Credit Dan Wanschura

Beth Bricker is a painter from Glen Arbor. When she bought a home last summer, her property had a lot of trees on it. Then the infamous August 2nd storm, happened.

After waiting out the storm in her bathroom, she emerged to find a tree had landed in her bedroom and studio area.

In fact, she had five trees fall on her house, and seven more on her garage. Her property which used to be covered in trees, was suddenly wide open. She says she is going to miss all that shade.

“I’m a middle-aged woman," says Bricker. "I get too hot way too fast, and I’ve got ... high windows here which really didn’t used to have any sunlight coming in.”

But on the other hand she says she can now look up and see stars at night. Those types of new views are the inspiration behind a new exhibit at the Glen Arbor Art Association. 

New Views: A Storm of Art is a juried exhibition of art. The art association wanted to give artists an opportunity to express themselves and help the community heal.

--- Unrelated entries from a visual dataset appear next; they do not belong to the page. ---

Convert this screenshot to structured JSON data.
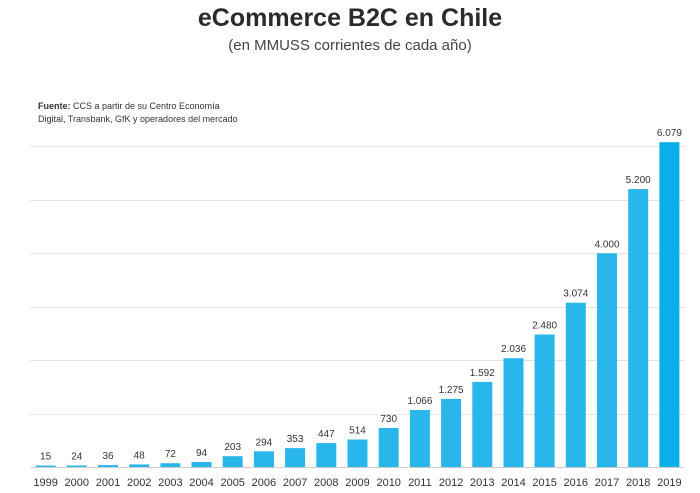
{
  "chart_data": {
    "type": "bar",
    "title": "eCommerce B2C en Chile",
    "subtitle": "(en MMUSS corrientes de cada año)",
    "source_label": "Fuente:",
    "source_text": "CCS a partir de su Centro Economía",
    "source_text2": "Digital, Transbank, GfK y operadores del mercado",
    "categories": [
      "1999",
      "2000",
      "2001",
      "2002",
      "2003",
      "2004",
      "2005",
      "2006",
      "2007",
      "2008",
      "2009",
      "2010",
      "2011",
      "2012",
      "2013",
      "2014",
      "2015",
      "2016",
      "2017",
      "2018",
      "2019"
    ],
    "values": [
      15,
      24,
      36,
      48,
      72,
      94,
      203,
      294,
      353,
      447,
      514,
      730,
      1066,
      1275,
      1592,
      2036,
      2480,
      3074,
      4000,
      5200,
      6079
    ],
    "value_labels": [
      "15",
      "24",
      "36",
      "48",
      "72",
      "94",
      "203",
      "294",
      "353",
      "447",
      "514",
      "730",
      "1.066",
      "1.275",
      "1.592",
      "2.036",
      "2.480",
      "3.074",
      "4.000",
      "5.200",
      "6.079"
    ],
    "ylim": [
      0,
      6400
    ],
    "grid": true,
    "bar_color": "#29b6ea",
    "last_bar_color": "#0aaee8"
  }
}
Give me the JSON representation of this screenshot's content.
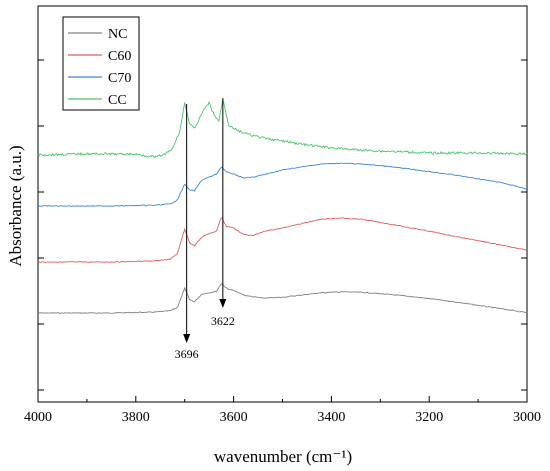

"I think the biggest part of this is we wanted it to be interpretive, not documentary," says Elaine Keaton, program manager at the art association.

“There were so many things, photographs, showing the storm and what happened and the devastation. Obviously that was very important, but we wanted to talk about how people felt." 

Keaton says the best way to do that is through art.  

The association received 61 entries in total, but decided on the top 26 that best represented the goal of the exhibit.

Sarah Bearup-Neal, is a committee member for the New Views exhibit.  She says Leelanau County attracts hordes of artists to paint its natural beauty.

“I think it’s really fascinating to see all these creative people who have brought us their exhibits who aren’t painting the natural world from a pretty landscape," she says.

One painting in the show is titled Time for a Fresh Canvas by Hank Feeley. 

'Time for a Fresh Canvas' by Hank Feeley.
Credit Dan Wanschura

“Underneath he’s painted his impression of the paradise that he experiences in Glen Arbor," explains Bearup-Neal. "And then he goes in and he rips up the canvas, he’s really literally destroyed the thing, and then affixes on top of it a new blank canvas,” she says. 

Bearup-Neal thinks anybody can look at Feeley’s work and get the essence of it. It’s pretty straightforward.

Author Jeff Goins has written about the role art plays in helping people cope with tough times. He thinks artwork like the pieces showcased in Glen Arbor is also therapeutic for both the artist and the community.

“Self-expression in any form can be a form of therapy," says Goins. "I think it ties in with, you don’t really know what’s inside of you until you kind of let some of that stuff out."

Goins says art is a great way to do just that.

New Views: A Storm of Art is mostly paintings. Among other pieces, it includes a couple wooden bowls carved from trees that fell during the storm. 

The exhibit opens this Friday evening at the Glen Arbor Art Association and runs through June 23rd.